Within five days of the disaster, reports started coming in of coastal residents being approached with contracts that equated the forfeiture of their rights to file claims against BP. Many local workers signed these in exchange for temporary paid positions as part of the marine cleanup.
At a time when they were coming up with half-assed solutions like “the top hat” and “the junk shot”, seemingly cooked up by a few stoners at M.I.T. after visiting their friend Billy Bong Thornton, they had a clear cut plan on how to save their corporate asses.
Another shining example of the company’s approach to things is the use of chemical dispersants that coagulate the surface slick into dense clumps that sink. One does not need a degree in hydrology to understand that this process is about sinking the spectacle of the slick below the surface of the Gulf and into less visible subsurface waters.
A submerged problem is no less a problem; the introduction of a foreign chemical into a marine habitat is a problem in itself, and a subsurface cleanup is far more complicated than collection and removal on the surface.
But we all know they just don’t give a shit about that lil’ fact.
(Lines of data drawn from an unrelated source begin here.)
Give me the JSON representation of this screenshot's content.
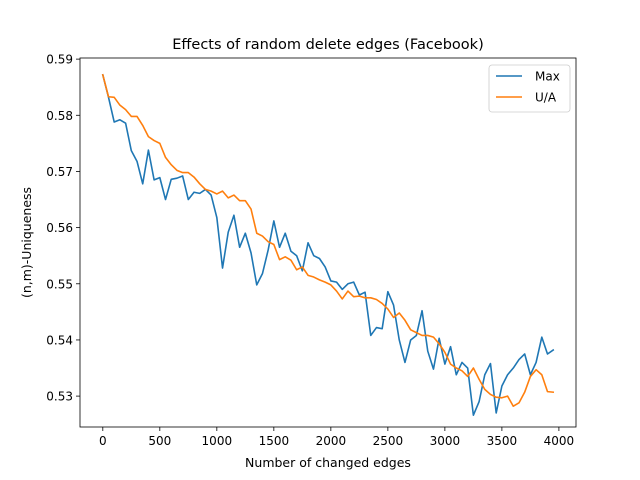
{
  "chart_data": {
    "type": "line",
    "title": "Effects of random delete edges (Facebook)",
    "xlabel": "Number of changed edges",
    "ylabel": "(n,m)-Uniqueness",
    "xlim": [
      -200,
      4150
    ],
    "ylim": [
      0.5245,
      0.5902
    ],
    "xticks": [
      0,
      500,
      1000,
      1500,
      2000,
      2500,
      3000,
      3500,
      4000
    ],
    "xtick_labels": [
      "0",
      "500",
      "1000",
      "1500",
      "2000",
      "2500",
      "3000",
      "3500",
      "4000"
    ],
    "yticks": [
      0.53,
      0.54,
      0.55,
      0.56,
      0.57,
      0.58,
      0.59
    ],
    "ytick_labels": [
      "0.53",
      "0.54",
      "0.55",
      "0.56",
      "0.57",
      "0.58",
      "0.59"
    ],
    "grid": false,
    "legend_position": "upper right",
    "x": [
      0,
      50,
      100,
      150,
      200,
      250,
      300,
      350,
      400,
      450,
      500,
      550,
      600,
      650,
      700,
      750,
      800,
      850,
      900,
      950,
      1000,
      1050,
      1100,
      1150,
      1200,
      1250,
      1300,
      1350,
      1400,
      1450,
      1500,
      1550,
      1600,
      1650,
      1700,
      1750,
      1800,
      1850,
      1900,
      1950,
      2000,
      2050,
      2100,
      2150,
      2200,
      2250,
      2300,
      2350,
      2400,
      2450,
      2500,
      2550,
      2600,
      2650,
      2700,
      2750,
      2800,
      2850,
      2900,
      2950,
      3000,
      3050,
      3100,
      3150,
      3200,
      3250,
      3300,
      3350,
      3400,
      3450,
      3500,
      3550,
      3600,
      3650,
      3700,
      3750,
      3800,
      3850,
      3900,
      3950
    ],
    "series": [
      {
        "name": "Max",
        "color": "#1f77b4",
        "values": [
          0.5872,
          0.5832,
          0.5788,
          0.5792,
          0.5786,
          0.5737,
          0.5718,
          0.5678,
          0.5738,
          0.5685,
          0.5689,
          0.565,
          0.5686,
          0.5688,
          0.5692,
          0.565,
          0.5663,
          0.5661,
          0.5668,
          0.5658,
          0.5618,
          0.5528,
          0.5592,
          0.5622,
          0.5565,
          0.559,
          0.5555,
          0.5498,
          0.5518,
          0.556,
          0.5612,
          0.5565,
          0.559,
          0.5558,
          0.555,
          0.5523,
          0.5573,
          0.555,
          0.5545,
          0.553,
          0.5505,
          0.5503,
          0.549,
          0.55,
          0.5503,
          0.548,
          0.5485,
          0.5408,
          0.5422,
          0.542,
          0.5486,
          0.5462,
          0.54,
          0.536,
          0.54,
          0.5408,
          0.5452,
          0.538,
          0.5348,
          0.5403,
          0.5357,
          0.5388,
          0.5338,
          0.536,
          0.535,
          0.5266,
          0.529,
          0.5338,
          0.5358,
          0.527,
          0.5318,
          0.5338,
          0.535,
          0.5365,
          0.5375,
          0.5338,
          0.536,
          0.5405,
          0.5375,
          0.5382
        ]
      },
      {
        "name": "U/A",
        "color": "#ff7f0e",
        "values": [
          0.5872,
          0.5833,
          0.5832,
          0.5818,
          0.581,
          0.5798,
          0.5798,
          0.5782,
          0.5762,
          0.5755,
          0.575,
          0.5725,
          0.5712,
          0.5702,
          0.5698,
          0.5698,
          0.569,
          0.5678,
          0.5668,
          0.5665,
          0.566,
          0.5665,
          0.5653,
          0.5658,
          0.5648,
          0.5648,
          0.5633,
          0.559,
          0.5585,
          0.5575,
          0.557,
          0.5543,
          0.5548,
          0.5542,
          0.5525,
          0.553,
          0.5515,
          0.5512,
          0.5507,
          0.5503,
          0.5498,
          0.5487,
          0.5473,
          0.5487,
          0.5477,
          0.5478,
          0.5475,
          0.5475,
          0.5472,
          0.5465,
          0.5455,
          0.544,
          0.5448,
          0.5435,
          0.5418,
          0.5413,
          0.5408,
          0.5408,
          0.5405,
          0.5393,
          0.5378,
          0.5357,
          0.535,
          0.5345,
          0.5335,
          0.535,
          0.533,
          0.5312,
          0.5303,
          0.5298,
          0.5297,
          0.53,
          0.5282,
          0.5288,
          0.5307,
          0.5335,
          0.5347,
          0.5338,
          0.5308,
          0.5307
        ]
      }
    ]
  }
}
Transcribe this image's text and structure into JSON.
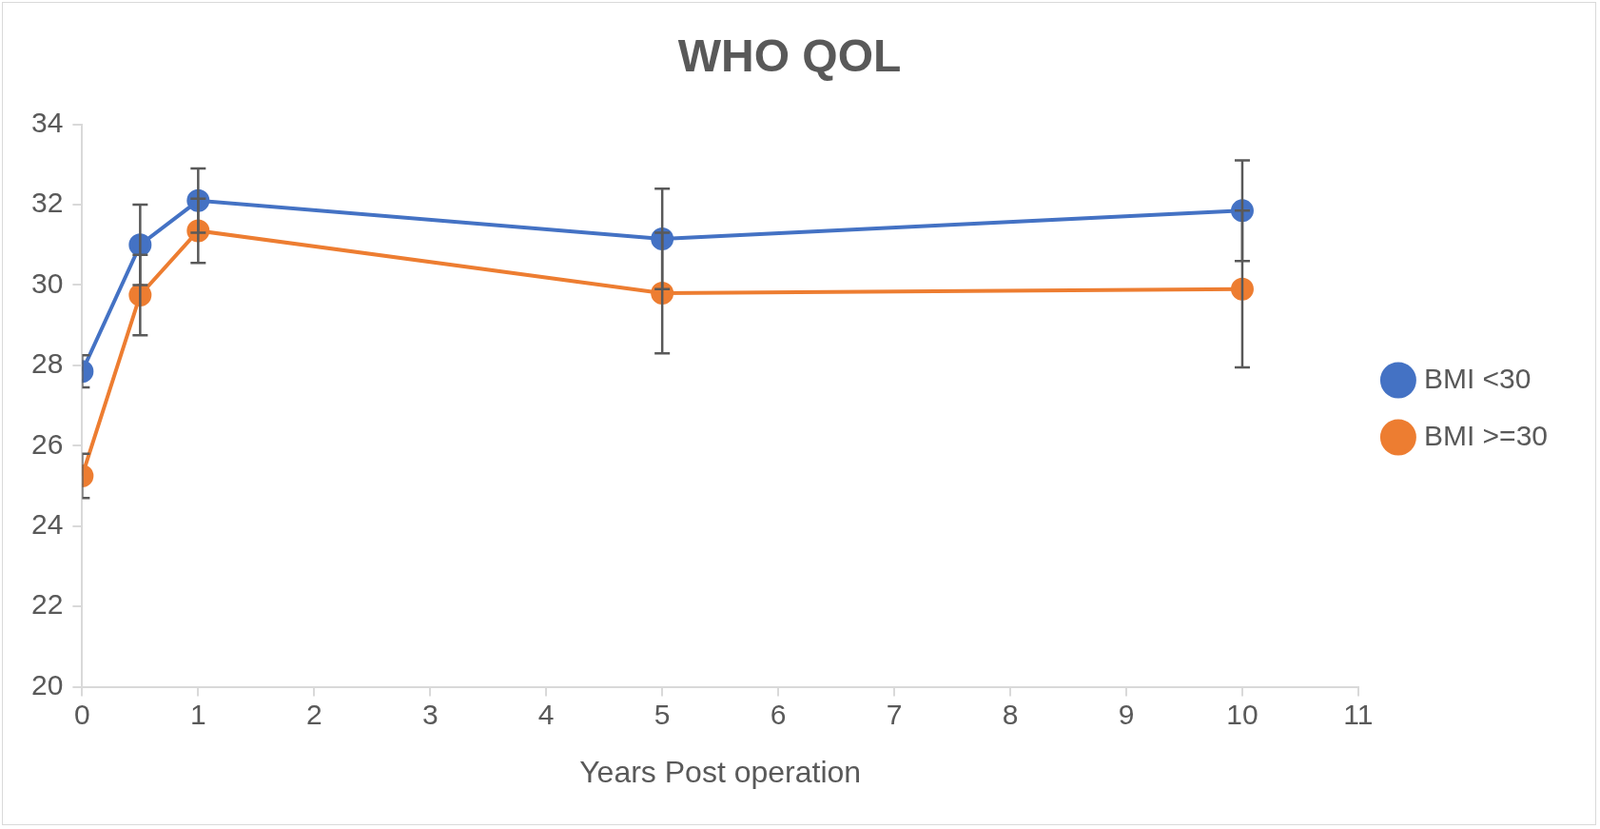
{
  "chart_data": {
    "type": "line",
    "title": "WHO QOL",
    "x_label": "Years Post operation",
    "x": [
      0,
      0.5,
      1,
      5,
      10
    ],
    "series": [
      {
        "name": "BMI <30",
        "color": "#4472c4",
        "marker": "circle",
        "line_style": "solid",
        "values": [
          27.85,
          31.0,
          32.1,
          31.15,
          31.85
        ],
        "errors": [
          0.4,
          1.0,
          0.8,
          1.25,
          1.25
        ]
      },
      {
        "name": "BMI >=30",
        "color": "#ed7d31",
        "marker": "circle",
        "line_style": "solid",
        "values": [
          25.25,
          29.75,
          31.35,
          29.8,
          29.9
        ],
        "errors": [
          0.55,
          1.0,
          0.8,
          1.5,
          1.95
        ]
      }
    ],
    "xlim": [
      0,
      11
    ],
    "xticks": [
      0,
      1,
      2,
      3,
      4,
      5,
      6,
      7,
      8,
      9,
      10,
      11
    ],
    "ylim": [
      20,
      34
    ],
    "yticks": [
      20,
      22,
      24,
      26,
      28,
      30,
      32,
      34
    ],
    "grid": false,
    "legend": "right"
  }
}
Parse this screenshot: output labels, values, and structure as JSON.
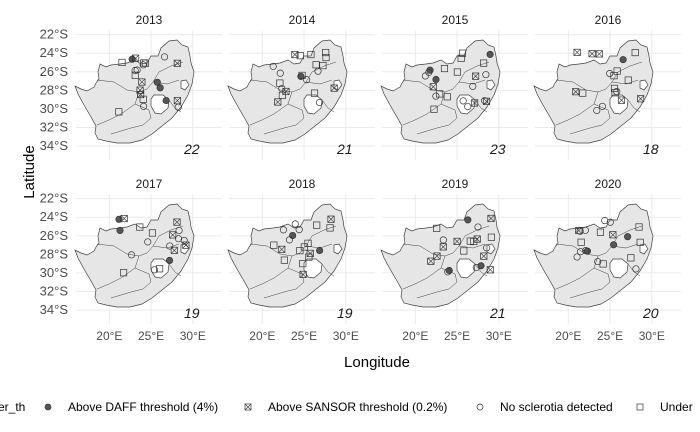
{
  "map": {
    "x_axis_title": "Longitude",
    "y_axis_title": "Latitude",
    "lat_ticks": [
      "22°S",
      "24°S",
      "26°S",
      "28°S",
      "30°S",
      "32°S",
      "34°S"
    ],
    "lat_values": [
      -22,
      -24,
      -26,
      -28,
      -30,
      -32,
      -34
    ],
    "lon_ticks": [
      "20°E",
      "25°E",
      "30°E"
    ],
    "lon_values": [
      20,
      25,
      30
    ],
    "lon_range": [
      16,
      33.5
    ],
    "lat_range": [
      -35.5,
      -21.5
    ],
    "country_fill": "#e6e6e6",
    "border_color": "#404040",
    "grid_color": "#ebebeb",
    "panels": [
      {
        "year": "2013",
        "count": "22"
      },
      {
        "year": "2014",
        "count": "21"
      },
      {
        "year": "2015",
        "count": "23"
      },
      {
        "year": "2016",
        "count": "18"
      },
      {
        "year": "2017",
        "count": "19"
      },
      {
        "year": "2018",
        "count": "19"
      },
      {
        "year": "2019",
        "count": "21"
      },
      {
        "year": "2020",
        "count": "20"
      }
    ]
  },
  "legend": {
    "title": "er_th",
    "items": [
      {
        "label": "Above DAFF threshold (4%)",
        "shape": "filled-circle"
      },
      {
        "label": "Above SANSOR threshold (0.2%)",
        "shape": "crossed-square"
      },
      {
        "label": "No sclerotia detected",
        "shape": "open-circle"
      },
      {
        "label": "Under",
        "shape": "open-square"
      }
    ]
  }
}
However this trade-off mirrors more of this reoccurring theme of “out of sight, out of mind” that has become a central narrative in BP’s PR response to the disaster.
“BP is going to reckless lengths to cover up the severity of the catastrophe they caused,” says Tod Emko, of The Sea Shepherd Conservation Society.
“Not only are they preventing volunteers and media from getting to affected areas, but they’re also telling trained, licensed wildlife rehabilitators not to take action outside of BP-organized beach cleanups in areas that have not been hit by oil.
Imagine how much good BP could have done if they devoted even a fraction of their cover-up budget and resources to bringing in help and allowing trained professionals to aid affected areas. Instead, we can only marvel at the amount of additional suffering they’re causing the Gulf ecosystems and its inhabitants through their present actions.”
Emko’s sentiment is not a unique one. Many local residents, volunteers, and even law enforcement officials are beginning to question how BP, a foreign, non-governmental agency, can exercise jurisdictional authority over the volunteer response efforts.
And damn if that isn’t one good f@#kin’ question.
Where is the Tea Party now? Where are the “nativists” who are at the forefront of the immigration movement.
Here is a foreign based company, whose shoddy safety practices have caused arguably the single greatest environmental disaster in our nation’s history dictating to us how we can handle the situation?
But the levy of “out of sight, out of mind” may be a levy that is about to break. Tension fills the air in Gulf Coast communities amidst fear of lost jobs, lost tourists, and the related revenue they generate.
Formerly apolitical communities are now getting a crash course in ecology and community activism. Hopefully that will be at big oil’s expense.